どういう事か幼い私には分からなかったけれど、フェニックが頷く事を望んでいるように感じて、笑顔で返したのだった。



「懐かしいな...」

フェニックとの思い出に浸っているうちにレッサーウルフは食べ終わり、また歩き始めました。
しかし、すぐに異変に気付きます。

「なんか、静かすぎない...?」
「グルゥ!」
「っ!」

いきなり襲ってきた魔物に慌てて風刃を放ちます。

ドサっ。

「蒼い狼...まさか...」

周りを見回すと沢山の青い光に囲まれていました。

「サファイアウルフ...群れで行動する魔物じゃない!」

慌てて短杖を取り出して構えますが、青い光はどんどん増えて、やがて大量のサファイアウルフが姿を現しました。

「これは流石に...」

数体であれば対処できる程度の魔物ですが、これは優に50体は超えています。
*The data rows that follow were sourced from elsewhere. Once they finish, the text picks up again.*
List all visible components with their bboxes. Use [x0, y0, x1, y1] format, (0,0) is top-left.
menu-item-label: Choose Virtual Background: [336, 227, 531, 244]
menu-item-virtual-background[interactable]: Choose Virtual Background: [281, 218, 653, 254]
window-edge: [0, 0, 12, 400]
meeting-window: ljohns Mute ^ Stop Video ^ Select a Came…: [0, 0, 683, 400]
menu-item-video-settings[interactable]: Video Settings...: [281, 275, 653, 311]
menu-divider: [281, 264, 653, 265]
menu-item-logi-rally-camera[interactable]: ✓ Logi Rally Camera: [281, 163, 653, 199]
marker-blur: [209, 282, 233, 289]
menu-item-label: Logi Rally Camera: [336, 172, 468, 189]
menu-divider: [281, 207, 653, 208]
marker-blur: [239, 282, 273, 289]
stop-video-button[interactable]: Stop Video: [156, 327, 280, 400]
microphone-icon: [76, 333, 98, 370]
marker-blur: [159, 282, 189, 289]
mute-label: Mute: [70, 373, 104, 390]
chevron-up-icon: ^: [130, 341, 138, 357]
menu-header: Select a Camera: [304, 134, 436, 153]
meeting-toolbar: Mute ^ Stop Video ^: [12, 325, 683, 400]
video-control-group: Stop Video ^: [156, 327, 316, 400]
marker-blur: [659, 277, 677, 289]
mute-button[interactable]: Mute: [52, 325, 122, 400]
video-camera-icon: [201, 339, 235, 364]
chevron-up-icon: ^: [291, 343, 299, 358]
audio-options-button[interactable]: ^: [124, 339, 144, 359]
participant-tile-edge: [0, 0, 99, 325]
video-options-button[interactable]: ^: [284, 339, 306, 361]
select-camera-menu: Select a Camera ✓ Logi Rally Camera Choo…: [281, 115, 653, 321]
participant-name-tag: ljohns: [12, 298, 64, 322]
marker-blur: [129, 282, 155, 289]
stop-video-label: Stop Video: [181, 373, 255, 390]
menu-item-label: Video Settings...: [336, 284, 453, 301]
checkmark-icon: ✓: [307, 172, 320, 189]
恐怖で体が震えました。結界を張ってもいいのですが、いずれ魔力切れになって食べられてしまう未来が見えます。

「戦うしかありませんね」

震える身体を必死に抑え、先制攻撃を放ちました。

「グルゥ!」

道を切り開くためにとにかく多くの攻撃を放ち前に進もうとしますが、数が多すぎてなかなか進めません。

「きゃあ!」

やがて、魔力切れが近くなりふらついたところにサファイアウルフが勢いよくぶつかってきました。慌てて〈簡易結界リトルガード〉を張りますが、込めた魔力が少ないために、何度張ってもすぐに消えて無くなってしまいます。

「もうダメなのかしらね」

魔力がほとんどなくなってしまい、立っている事がやっとです。もう限界なのがわかるのか、サファイアウルフたちは私を取り囲んだままじわじわと近づいてきました。

「最後にフェニックに逢いたかったな...」

せっかく前世を思い出したのに。せっかく旅に出たのに。私は結局フェニックに会えない。

「馬鹿みたい...」

本当に馬鹿らしくて乾いた笑いが漏れました。目の前のサファイアウルフがこの群れのボスなのか、1番に跳びかかる態勢をとります。怖くてぎゅっと目を瞑りました。
その時です。

ヒュッ。ドサッ。

風を切って何かが私の側を飛んでいき、続いて何かが倒れる音がしました。
恐る恐る目を開けると...目の前に2体のサファイアウルフが首から短剣を生やして倒れていました。

「大丈夫か?」

振り返ると、黒髪の青年が立っていました。